Thankfully his analysis of contemporary society does not dominate the book. Rather, he finds 1 Corinthians to be authoritative material for addressing the key issues of Christian community.

Paul’s letter to the Corinthians is an essential guide for the contemporary church because it forces us to come to terms with both the importance of community and our resistance to it (29).

The structure of each chapter indicates the purpose of the book. He takes certain Pauline themes (those applicable to the community) from the letter, linking them to the relevant passages (e.g. Community and Christian Leaders, 1 Corinthians 1–4) and explains the issues that are being addressed. The reader is given the author’s insight into Paul’s teaching and then the principles are applied to the current (western, more specifically US) context.

Vander Broek demonstrates awareness of divergent views concerning the background situation of the Corinthian church (e.g. his preference for a ‘social analysis of the Corinthian community’ (27) over proto-Gnosticism) but this is not a detailed analysis of alternative theories. Instead, he engagingly argues for a particular interpretation of the text and the devotes similar space to its contemporary application. It would be wrong, however, to infer that the author has adopted a simplistic approach to Paul’s instructions, as his discussion of ‘Food sacrificed to idols’ demonstrates (cf. concluding paragraph, p. 94). But this is a book that works hard to make pastoral theology ‘live’ in its application and to be accessible to most members of the Christian community. It will, therefore, require to be read alongside other works by those who are searching for academic rigour.

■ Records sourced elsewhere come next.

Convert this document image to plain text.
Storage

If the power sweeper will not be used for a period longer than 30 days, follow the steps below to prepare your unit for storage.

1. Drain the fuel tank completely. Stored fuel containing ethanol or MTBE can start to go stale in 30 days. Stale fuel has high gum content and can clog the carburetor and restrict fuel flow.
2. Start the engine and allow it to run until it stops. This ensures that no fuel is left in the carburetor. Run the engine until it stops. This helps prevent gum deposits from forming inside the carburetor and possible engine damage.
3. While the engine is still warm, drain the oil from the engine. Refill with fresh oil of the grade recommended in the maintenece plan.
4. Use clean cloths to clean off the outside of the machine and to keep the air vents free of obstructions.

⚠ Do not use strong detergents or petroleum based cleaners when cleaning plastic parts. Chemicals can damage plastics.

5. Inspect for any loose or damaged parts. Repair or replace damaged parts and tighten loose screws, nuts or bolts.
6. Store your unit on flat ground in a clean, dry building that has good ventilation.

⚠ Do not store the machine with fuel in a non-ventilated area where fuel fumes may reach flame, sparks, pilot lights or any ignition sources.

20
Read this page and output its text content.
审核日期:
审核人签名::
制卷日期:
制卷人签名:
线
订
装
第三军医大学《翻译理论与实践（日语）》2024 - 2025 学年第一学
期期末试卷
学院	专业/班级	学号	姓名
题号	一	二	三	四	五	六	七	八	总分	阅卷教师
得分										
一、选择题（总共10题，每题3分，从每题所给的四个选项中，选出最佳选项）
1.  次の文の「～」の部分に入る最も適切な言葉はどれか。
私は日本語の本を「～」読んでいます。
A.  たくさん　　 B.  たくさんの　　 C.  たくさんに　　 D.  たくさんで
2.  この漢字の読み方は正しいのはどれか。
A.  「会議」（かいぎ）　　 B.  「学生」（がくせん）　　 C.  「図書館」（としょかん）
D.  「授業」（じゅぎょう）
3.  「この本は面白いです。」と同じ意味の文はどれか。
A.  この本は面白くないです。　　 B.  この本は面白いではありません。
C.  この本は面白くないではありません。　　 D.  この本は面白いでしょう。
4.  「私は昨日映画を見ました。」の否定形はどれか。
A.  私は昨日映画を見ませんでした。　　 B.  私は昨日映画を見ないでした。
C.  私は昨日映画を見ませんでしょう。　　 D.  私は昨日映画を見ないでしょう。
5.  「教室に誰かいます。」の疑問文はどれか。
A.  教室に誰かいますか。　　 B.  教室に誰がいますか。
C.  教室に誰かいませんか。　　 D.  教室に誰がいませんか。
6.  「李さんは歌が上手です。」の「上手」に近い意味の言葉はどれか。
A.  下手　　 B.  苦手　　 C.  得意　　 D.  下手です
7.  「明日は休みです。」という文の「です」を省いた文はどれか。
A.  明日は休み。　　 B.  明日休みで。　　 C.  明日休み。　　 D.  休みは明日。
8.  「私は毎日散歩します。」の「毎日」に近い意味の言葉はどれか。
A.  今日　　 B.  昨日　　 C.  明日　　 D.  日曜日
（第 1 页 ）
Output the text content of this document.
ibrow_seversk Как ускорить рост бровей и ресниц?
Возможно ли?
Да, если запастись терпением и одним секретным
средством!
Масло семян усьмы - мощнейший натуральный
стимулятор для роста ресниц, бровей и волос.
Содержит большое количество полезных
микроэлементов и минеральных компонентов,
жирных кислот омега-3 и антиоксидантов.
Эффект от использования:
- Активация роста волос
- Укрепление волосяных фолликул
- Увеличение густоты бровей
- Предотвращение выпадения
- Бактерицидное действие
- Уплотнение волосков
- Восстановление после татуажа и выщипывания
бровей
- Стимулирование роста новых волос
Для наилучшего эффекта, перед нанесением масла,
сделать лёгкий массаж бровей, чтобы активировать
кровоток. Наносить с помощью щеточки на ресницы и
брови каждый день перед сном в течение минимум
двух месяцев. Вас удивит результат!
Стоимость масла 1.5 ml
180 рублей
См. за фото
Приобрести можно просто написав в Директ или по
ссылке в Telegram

His discussion about the roles of men and women in the church is informative and helpful. Having shown that acceptable appearance is a culturally sensitive issue, he outlines the case for gender difference but ‘functional equality’ (81). Seeing the distinction so clearly between what we are and what church roles we are gifted for will prove difficult for some. He is keen to promote Christian community as the fitting place for ‘intergender friendships’ (84), for better understanding of the unique qualities of each and for the wider enrichment of single and married alike. He, however, also suggests that without releasing female leadership gifting in the church we cannot ‘fully empower the community in its task’ (81). He writes with the kind of conviction that will frustrate complementarians but clearly thinks that Paul has been read too often through patriarchal eyes.

This is a challenging book that tackles a most urgent need for the Western church. It is winsomely written, thoughtful but not dull, realistic about the task without losing a sense of hope. It would, perhaps, have benefited from a final chapter to gather the threads together and help the reader to visualize this healthy community. Nevertheless, it is difficult to imagine anyone reading it without recognising their own tendency to do it alone and the essential call for us to value our God-given family impractical ways.